La destrucción generada por los terremotos de los días 7 y 19 de septiembre pusieron de manifiesto, una vez más, los enormes rezagos sociales que persisten en el sur-sureste del país, pero sobre todo, lo que José Woldenberg señalaría alguna vez, como nuestra más grande “falla geológica”: la desigualdad. Desde esta perspectiva, a partir de ahora la solidaridad de los millones de personas que se volcaron para aliviar las necesidades de quienes resultaron afectados, debe convertirse en el único rasero aceptable de actuación para todas las autoridades
Hay tres medidas que deben tomarse si realmente se quiere aprovechar la tragedia para recomenzar; y es que estos sismos deberían llevarnos, no a reconstruir lo que se destruyó, sino a un reinicio en la forma en cómo concebimos al país.
La primera de ellas, es retomar la noción del desarrollo regional. Tenemos que comprender que de otro modo, lo que va a ocurrir es que se van a levantar nuevamente casas, para que en el próximo temblor haya otros cientos, quizá miles de edificaciones derruidas.
En efecto, del 2011 al 2017 se han canalizado más de 2 mil millones de pesos, a través del Fonden, para atención de casos de sismos en Chiapas, Guerrero y Oaxaca, a pesar de ello, en cada terremoto de alta magnitud ocurre lo mismo. Por esto, el reinicio en el sur-sureste del país debe dirigirse a garantizar vivienda digna para todos: porque no puede pensarse que sólo deben mejorarse las viviendas afectadas. ¿Y los demás qué? ¿A esperar que llegue el próximo sismo para que sus viviendas se vengan abajo y sólo así tener la oportunidad de mejorar sus entornos?
Si entre los años 2000 y 2017 han ocurrido más de 2,500 sismos de magnitud 4.5 o mayor, ¿se van a reconstruir viviendas sin diseñar nuevos mecanismos de aseguramiento? ¿Por qué se pudo hacer obligatorio el seguro para autos y no el de viviendas, para proteger el patrimonio de las familias?
Frente a lo anterior, lo primero que debe reactivarse es la inversión productiva del Estado en dos vías: 1) asumir que el proceso de reconstrucción debe traducirse en ciudades habitables, asumiendo como mínimo la agenda Hábitat de Naciones Unidas; y 2) crear un fondo de reconstrucción del calibre del que se planteó en Europa cuando terminó la II Guerra Mundial, para: ampliar y mejorar la infraestructura en salud, educación, así como el conjunto de servicios públicos a que el Estado está obligado, para garantizar los derechos humanos, tal y como está determinado en el Artículo 1º de la Constitución, bajo los principios de universalidad, integralidad y progresividad.
La segunda acción que debe llevarse a cabo es la ratificación de los Acuerdos de San Andrés; si más del 80% de los daños por sismos de alta intensidad ocurren en territorios mayormente poblados por personas indígenas, entonces es urgente detonar las capacidades para el desarrollo en sus territorios.
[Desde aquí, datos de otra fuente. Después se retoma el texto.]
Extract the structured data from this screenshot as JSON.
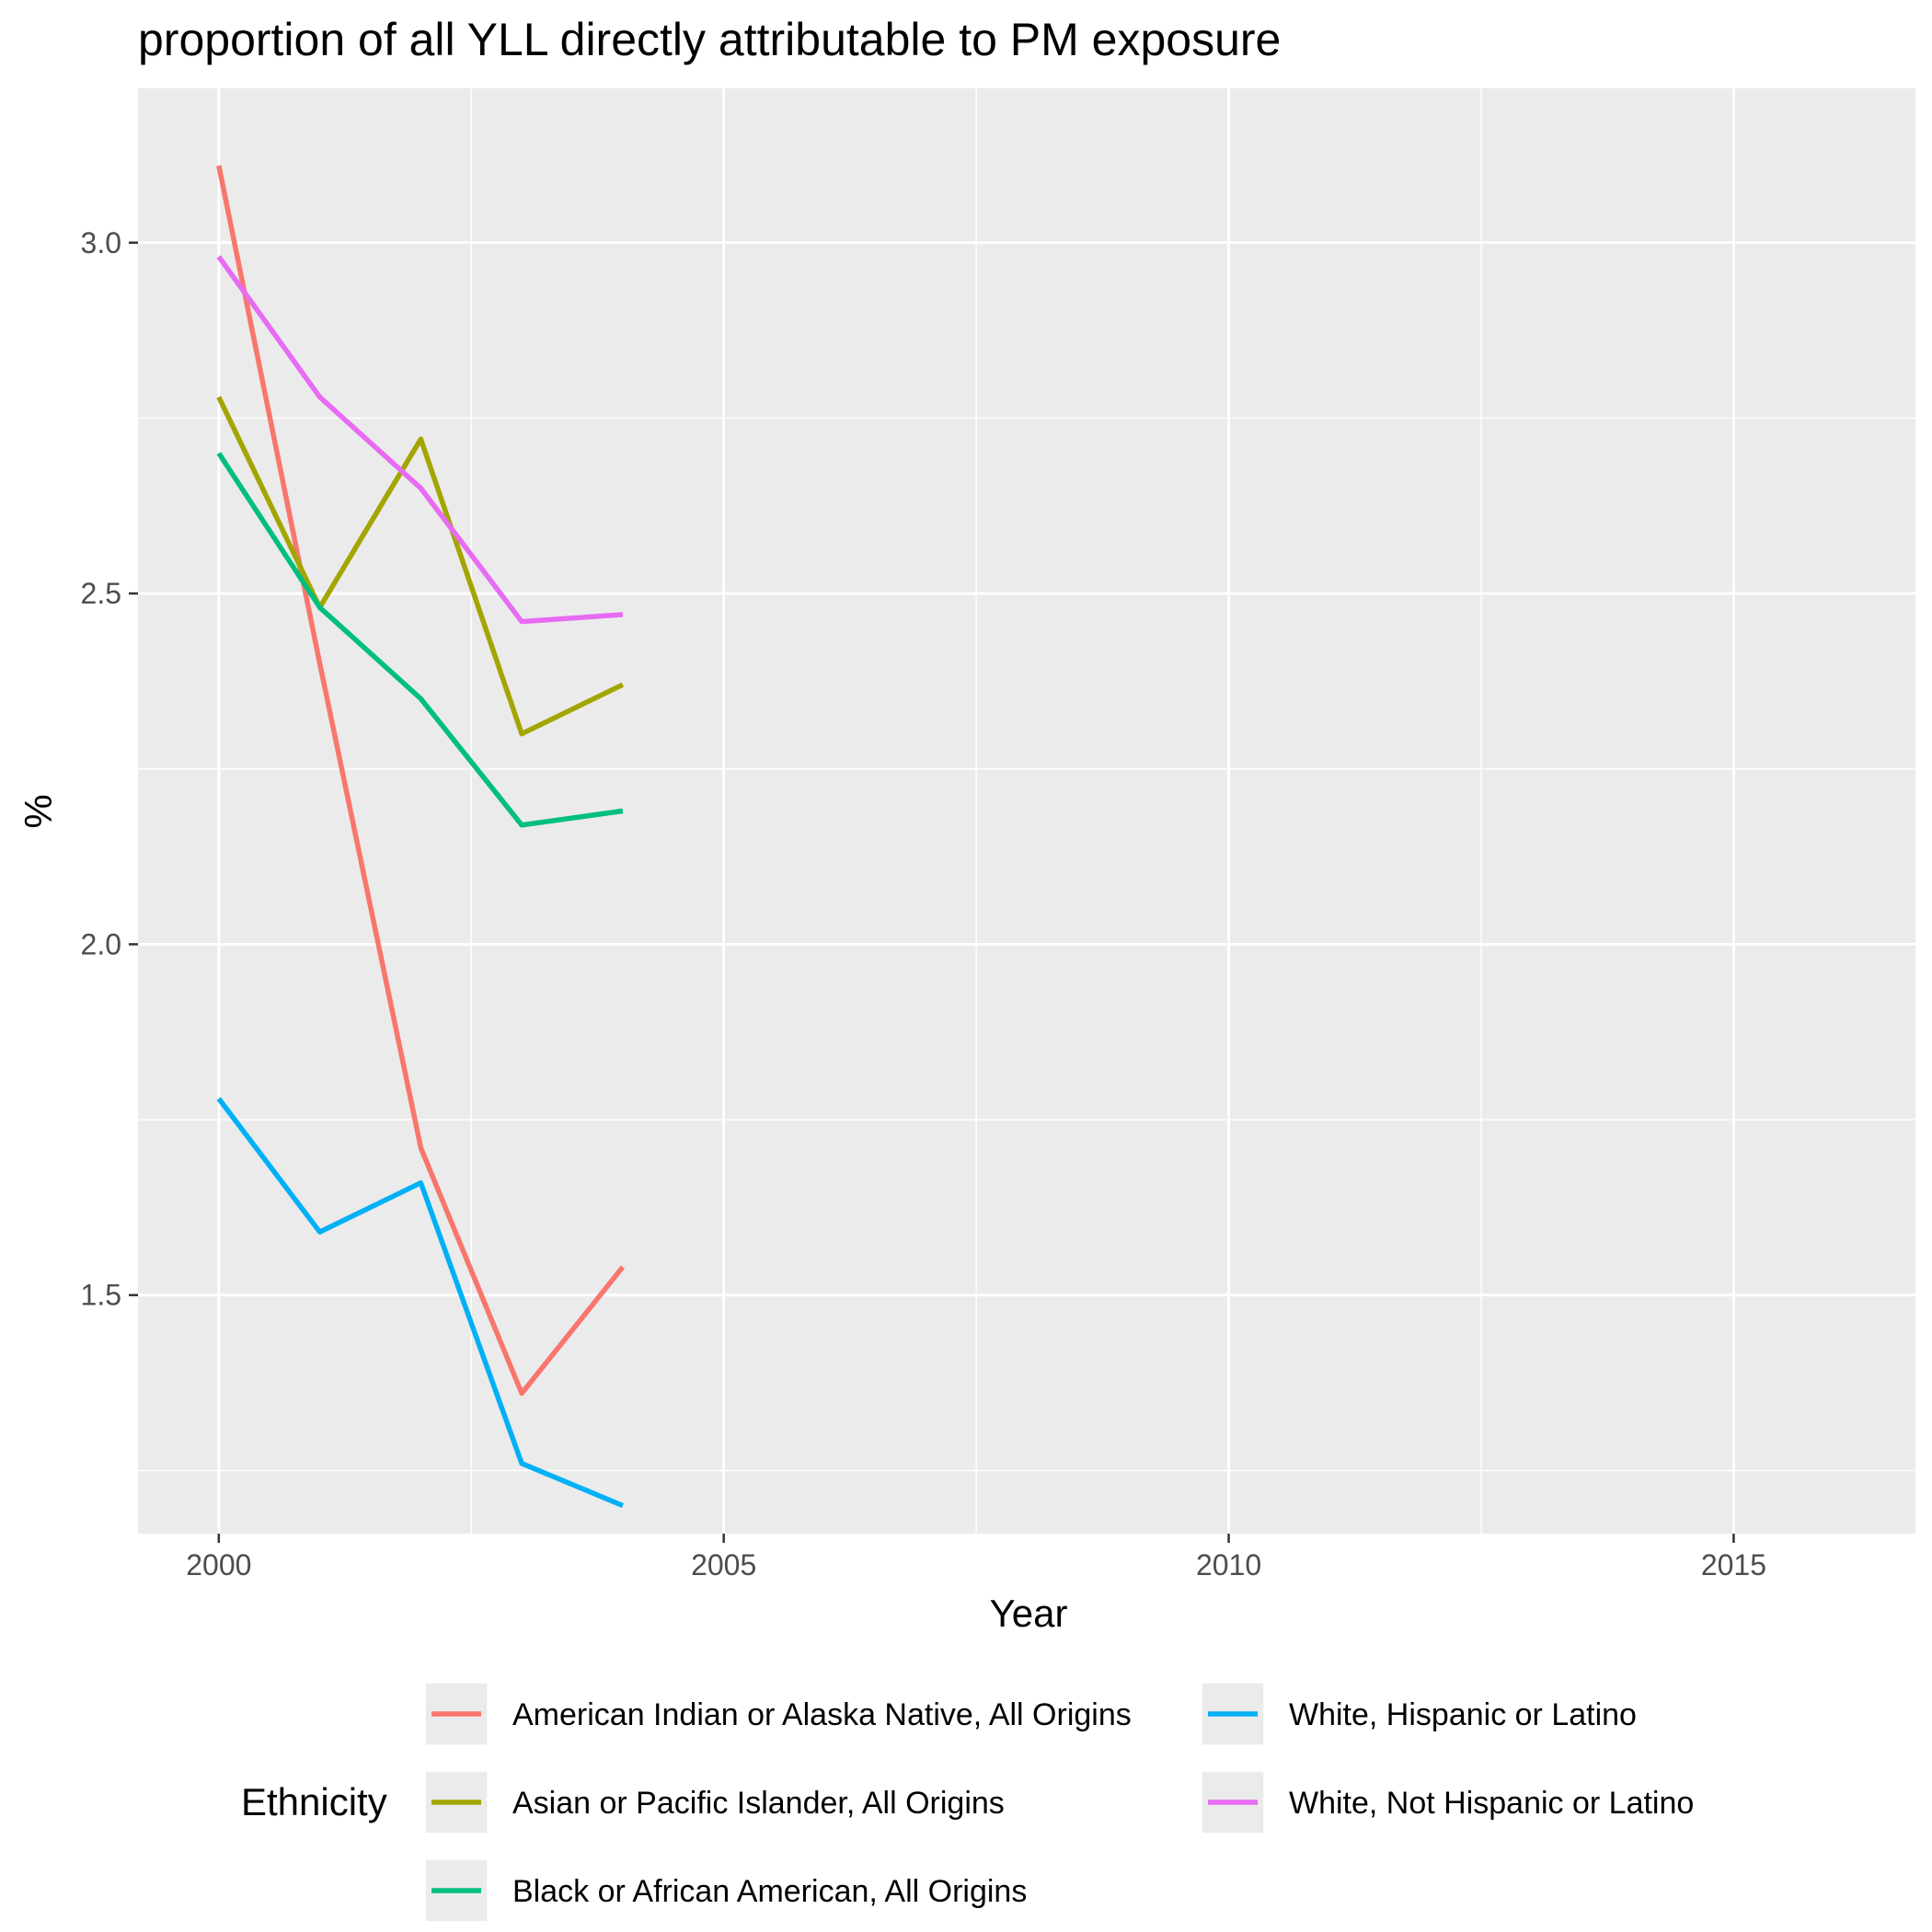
{
  "chart_data": {
    "type": "line",
    "title": "proportion of all YLL directly attributable to PM exposure",
    "xlabel": "Year",
    "ylabel": "%",
    "x_ticks": [
      2000,
      2005,
      2010,
      2015
    ],
    "x_tick_labels": [
      "2000",
      "2005",
      "2010",
      "2015"
    ],
    "y_ticks": [
      1.5,
      2.0,
      2.5,
      3.0
    ],
    "y_tick_labels": [
      "1.5",
      "2.0",
      "2.5",
      "3.0"
    ],
    "xlim": [
      1999.2,
      2016.8
    ],
    "ylim": [
      1.16,
      3.22
    ],
    "grid": true,
    "legend_title": "Ethnicity",
    "legend_position": "bottom",
    "series": [
      {
        "name": "American Indian or Alaska Native, All Origins",
        "color": "#F8766D",
        "x": [
          2000,
          2001,
          2002,
          2003,
          2004
        ],
        "values": [
          3.11,
          2.4,
          1.71,
          1.36,
          1.54
        ]
      },
      {
        "name": "Asian or Pacific Islander, All Origins",
        "color": "#A3A500",
        "x": [
          2000,
          2001,
          2002,
          2003,
          2004
        ],
        "values": [
          2.78,
          2.48,
          2.72,
          2.3,
          2.37
        ]
      },
      {
        "name": "Black or African American, All Origins",
        "color": "#00BF7D",
        "x": [
          2000,
          2001,
          2002,
          2003,
          2004
        ],
        "values": [
          2.7,
          2.48,
          2.35,
          2.17,
          2.19
        ]
      },
      {
        "name": "White, Hispanic or Latino",
        "color": "#00B0F6",
        "x": [
          2000,
          2001,
          2002,
          2003,
          2004
        ],
        "values": [
          1.78,
          1.59,
          1.66,
          1.26,
          1.2
        ]
      },
      {
        "name": "White, Not Hispanic or Latino",
        "color": "#E76BF3",
        "x": [
          2000,
          2001,
          2002,
          2003,
          2004
        ],
        "values": [
          2.98,
          2.78,
          2.65,
          2.46,
          2.47
        ]
      }
    ],
    "legend_order": [
      "American Indian or Alaska Native, All Origins",
      "Asian or Pacific Islander, All Origins",
      "Black or African American, All Origins",
      "White, Hispanic or Latino",
      "White, Not Hispanic or Latino"
    ]
  }
}
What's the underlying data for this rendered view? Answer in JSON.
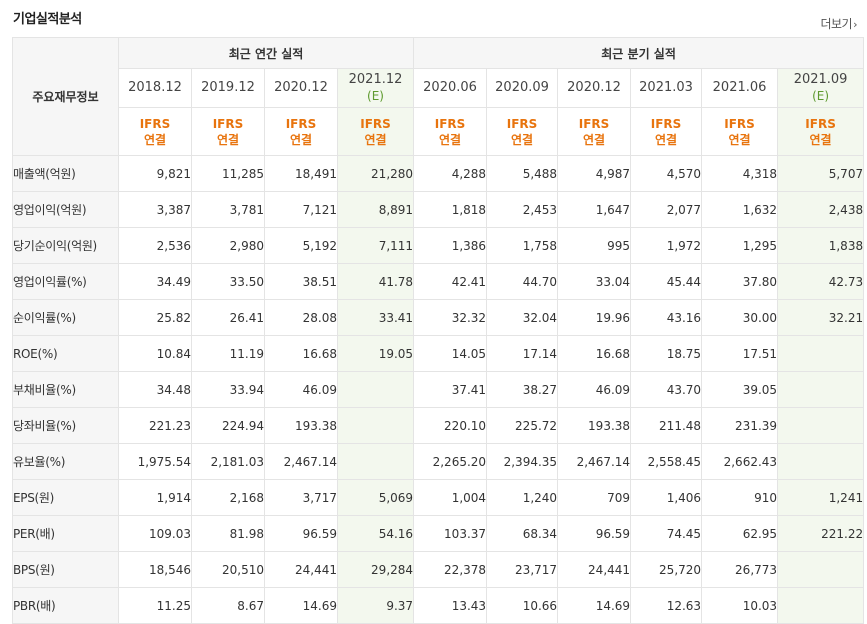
{
  "page": {
    "title": "기업실적분석",
    "more_label": "더보기",
    "more_arrow": "›"
  },
  "table": {
    "label_header": "주요재무정보",
    "groups": {
      "annual": "최근 연간 실적",
      "quarterly": "최근 분기 실적"
    },
    "annual_periods": [
      {
        "label": "2018.12",
        "est": ""
      },
      {
        "label": "2019.12",
        "est": ""
      },
      {
        "label": "2020.12",
        "est": ""
      },
      {
        "label": "2021.12",
        "est": "(E)"
      }
    ],
    "quarter_periods": [
      {
        "label": "2020.06",
        "est": ""
      },
      {
        "label": "2020.09",
        "est": ""
      },
      {
        "label": "2020.12",
        "est": ""
      },
      {
        "label": "2021.03",
        "est": ""
      },
      {
        "label": "2021.06",
        "est": ""
      },
      {
        "label": "2021.09",
        "est": "(E)"
      }
    ],
    "standard_line1": "IFRS",
    "standard_line2": "연결",
    "rows": [
      {
        "label": "매출액(억원)",
        "values": [
          "9,821",
          "11,285",
          "18,491",
          "21,280",
          "4,288",
          "5,488",
          "4,987",
          "4,570",
          "4,318",
          "5,707"
        ]
      },
      {
        "label": "영업이익(억원)",
        "values": [
          "3,387",
          "3,781",
          "7,121",
          "8,891",
          "1,818",
          "2,453",
          "1,647",
          "2,077",
          "1,632",
          "2,438"
        ]
      },
      {
        "label": "당기순이익(억원)",
        "values": [
          "2,536",
          "2,980",
          "5,192",
          "7,111",
          "1,386",
          "1,758",
          "995",
          "1,972",
          "1,295",
          "1,838"
        ]
      },
      {
        "label": "영업이익률(%)",
        "values": [
          "34.49",
          "33.50",
          "38.51",
          "41.78",
          "42.41",
          "44.70",
          "33.04",
          "45.44",
          "37.80",
          "42.73"
        ]
      },
      {
        "label": "순이익률(%)",
        "values": [
          "25.82",
          "26.41",
          "28.08",
          "33.41",
          "32.32",
          "32.04",
          "19.96",
          "43.16",
          "30.00",
          "32.21"
        ]
      },
      {
        "label": "ROE(%)",
        "values": [
          "10.84",
          "11.19",
          "16.68",
          "19.05",
          "14.05",
          "17.14",
          "16.68",
          "18.75",
          "17.51",
          ""
        ]
      },
      {
        "label": "부채비율(%)",
        "values": [
          "34.48",
          "33.94",
          "46.09",
          "",
          "37.41",
          "38.27",
          "46.09",
          "43.70",
          "39.05",
          ""
        ]
      },
      {
        "label": "당좌비율(%)",
        "values": [
          "221.23",
          "224.94",
          "193.38",
          "",
          "220.10",
          "225.72",
          "193.38",
          "211.48",
          "231.39",
          ""
        ]
      },
      {
        "label": "유보율(%)",
        "values": [
          "1,975.54",
          "2,181.03",
          "2,467.14",
          "",
          "2,265.20",
          "2,394.35",
          "2,467.14",
          "2,558.45",
          "2,662.43",
          ""
        ]
      },
      {
        "label": "EPS(원)",
        "values": [
          "1,914",
          "2,168",
          "3,717",
          "5,069",
          "1,004",
          "1,240",
          "709",
          "1,406",
          "910",
          "1,241"
        ]
      },
      {
        "label": "PER(배)",
        "values": [
          "109.03",
          "81.98",
          "96.59",
          "54.16",
          "103.37",
          "68.34",
          "96.59",
          "74.45",
          "62.95",
          "221.22"
        ]
      },
      {
        "label": "BPS(원)",
        "values": [
          "18,546",
          "20,510",
          "24,441",
          "29,284",
          "22,378",
          "23,717",
          "24,441",
          "25,720",
          "26,773",
          ""
        ]
      },
      {
        "label": "PBR(배)",
        "values": [
          "11.25",
          "8.67",
          "14.69",
          "9.37",
          "13.43",
          "10.66",
          "14.69",
          "12.63",
          "10.03",
          ""
        ]
      }
    ]
  }
}
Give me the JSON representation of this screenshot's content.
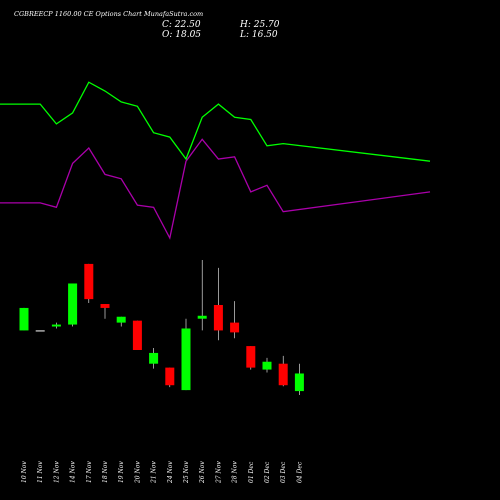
{
  "chart_data": {
    "type": "candlestick",
    "title": "CGBREECP 1160.00  CE Options  Chart MunafaSutra.com",
    "header": {
      "close_label": "C: 22.50",
      "open_label": "O: 18.05",
      "high_label": "H: 25.70",
      "low_label": "L: 16.50"
    },
    "categories": [
      "10 Nov",
      "11 Nov",
      "12 Nov",
      "14 Nov",
      "17 Nov",
      "18 Nov",
      "19 Nov",
      "20 Nov",
      "21 Nov",
      "24 Nov",
      "25 Nov",
      "26 Nov",
      "27 Nov",
      "28 Nov",
      "01 Dec",
      "02 Dec",
      "03 Dec",
      "04 Dec"
    ],
    "candles": [
      {
        "open": 31.0,
        "close": 42.5,
        "high": 42.5,
        "low": 31.0
      },
      {
        "open": 31.0,
        "close": 31.0,
        "high": 31.0,
        "low": 31.0
      },
      {
        "open": 33.0,
        "close": 34.0,
        "high": 35.0,
        "low": 32.0
      },
      {
        "open": 34.0,
        "close": 55.0,
        "high": 55.0,
        "low": 33.0
      },
      {
        "open": 65.0,
        "close": 47.0,
        "high": 65.0,
        "low": 45.0
      },
      {
        "open": 44.5,
        "close": 42.5,
        "high": 44.5,
        "low": 37.0
      },
      {
        "open": 35.0,
        "close": 38.0,
        "high": 38.0,
        "low": 33.0
      },
      {
        "open": 36.0,
        "close": 21.0,
        "high": 36.0,
        "low": 21.0
      },
      {
        "open": 14.0,
        "close": 19.5,
        "high": 22.0,
        "low": 11.5
      },
      {
        "open": 12.0,
        "close": 3.0,
        "high": 12.0,
        "low": 2.0
      },
      {
        "open": 0.5,
        "close": 32.0,
        "high": 37.0,
        "low": 0.5
      },
      {
        "open": 37.0,
        "close": 38.5,
        "high": 67.0,
        "low": 31.0
      },
      {
        "open": 44.0,
        "close": 31.0,
        "high": 63.0,
        "low": 26.0
      },
      {
        "open": 35.0,
        "close": 30.0,
        "high": 46.0,
        "low": 27.0
      },
      {
        "open": 23.0,
        "close": 12.0,
        "high": 23.0,
        "low": 11.0
      },
      {
        "open": 11.0,
        "close": 15.0,
        "high": 17.0,
        "low": 9.5
      },
      {
        "open": 14.0,
        "close": 3.0,
        "high": 18.0,
        "low": 2.5
      },
      {
        "open": 0.0,
        "close": 9.0,
        "high": 14.0,
        "low": -2.0
      }
    ],
    "upper_band": [
      85,
      85,
      76,
      81,
      95,
      91,
      86,
      84,
      72,
      70,
      60,
      79,
      85,
      79,
      78,
      66,
      67,
      59
    ],
    "lower_band": [
      40,
      40,
      38,
      58,
      65,
      53,
      51,
      39,
      38,
      24,
      59,
      69,
      60,
      61,
      45,
      48,
      36,
      45
    ],
    "colors": {
      "up": "#00ff00",
      "down": "#ff0000",
      "doji": "#ffffff",
      "upper_band": "#00ff00",
      "lower_band": "#aa00aa",
      "wick": "#ffffff",
      "background": "#000000"
    }
  }
}
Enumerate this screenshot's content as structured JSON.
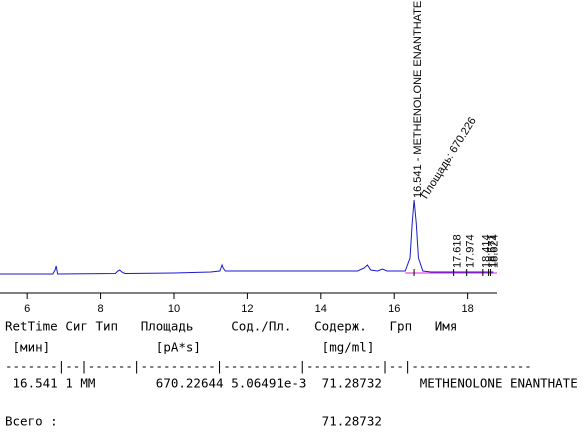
{
  "chart_data": {
    "type": "line",
    "x": [
      5.26,
      6.7,
      6.76,
      6.79,
      6.83,
      8.4,
      8.47,
      8.52,
      8.58,
      8.66,
      10,
      11,
      11.25,
      11.31,
      11.34,
      11.4,
      12,
      14,
      15.0,
      15.18,
      15.27,
      15.36,
      15.55,
      15.68,
      15.8,
      16.3,
      16.43,
      16.49,
      16.541,
      16.6,
      16.66,
      16.78,
      17,
      17.618,
      17.974,
      18.414,
      18.7
    ],
    "series": [
      {
        "color": "#1a1acc",
        "values": [
          19,
          19,
          23,
          27,
          19,
          19.5,
          22,
          23,
          21,
          19.5,
          20,
          21,
          22,
          28,
          25,
          22,
          22,
          22,
          22,
          25,
          28,
          23,
          22,
          24,
          22,
          22,
          35,
          70,
          93,
          70,
          35,
          22,
          21,
          21,
          21,
          21,
          21
        ]
      }
    ],
    "xlim": [
      5.26,
      18.8
    ],
    "ylim": [
      0,
      293
    ],
    "xticks": [
      6,
      8,
      10,
      12,
      14,
      16,
      18
    ],
    "peaks": [
      {
        "x": 16.541,
        "label": "16.541 - METHENOLONE ENANTHATE",
        "area_label": "Площадь: 670.226"
      },
      {
        "x": 17.618,
        "label": "17.618"
      },
      {
        "x": 17.974,
        "label": "17.974"
      },
      {
        "x": 18.414,
        "label": "18.414"
      },
      {
        "x": 18.571,
        "label": "18.571"
      },
      {
        "x": 18.624,
        "label": "18.624"
      }
    ]
  },
  "report": {
    "header": [
      "RetTime",
      "Сиг",
      "Тип",
      "Площадь",
      "Сод./Пл.",
      "Содерж.",
      "Грп",
      "Имя"
    ],
    "units": [
      "[мин]",
      "[pA*s]",
      "[mg/ml]"
    ],
    "separator": "-------|--|------|----------|----------|----------|--|----------------",
    "row": [
      "16.541",
      "1",
      "MM",
      "670.22644",
      "5.06491e-3",
      "71.28732",
      "METHENOLONE ENANTHATE"
    ],
    "total_label": "Всего :",
    "total": "71.28732"
  }
}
De acuerdo con el Coneval, más de 7 de cada 10 personas indígenas son pobres, y ésa es una brecha que no podemos permitir que siga reproduciéndose.
La tercera acción urgente es avanzar en la generación de renovadas redes de abasto y mercados locales: apostar por la integración de cadenas de valor, potenciar las vocaciones productivas locales —privilegiando aquellas que permiten proteger el patrimonio cultural y ambiental de los pueblos originarios—, pero también en las ciudades pequeñas y medias, a fin de garantizar el desarrollo local sostenible, y originar nuevas capacidades para el desarrollo.
Es muy probable que el impacto de estos sismos, sumado a los efectos de la inflación en 2017, van a generar importantes retrocesos en los indicadores de pobreza, por lo que no puede asumirse que es simplemente “levantando casas” como vamos a resolver nuestros problemas estructurales.
Si las crisis son oportunidades para recomenzar —y ésta es una muy profunda— no debemos dejarla pasar, en el ánimo de comenzar a ser el país que merecemos tener.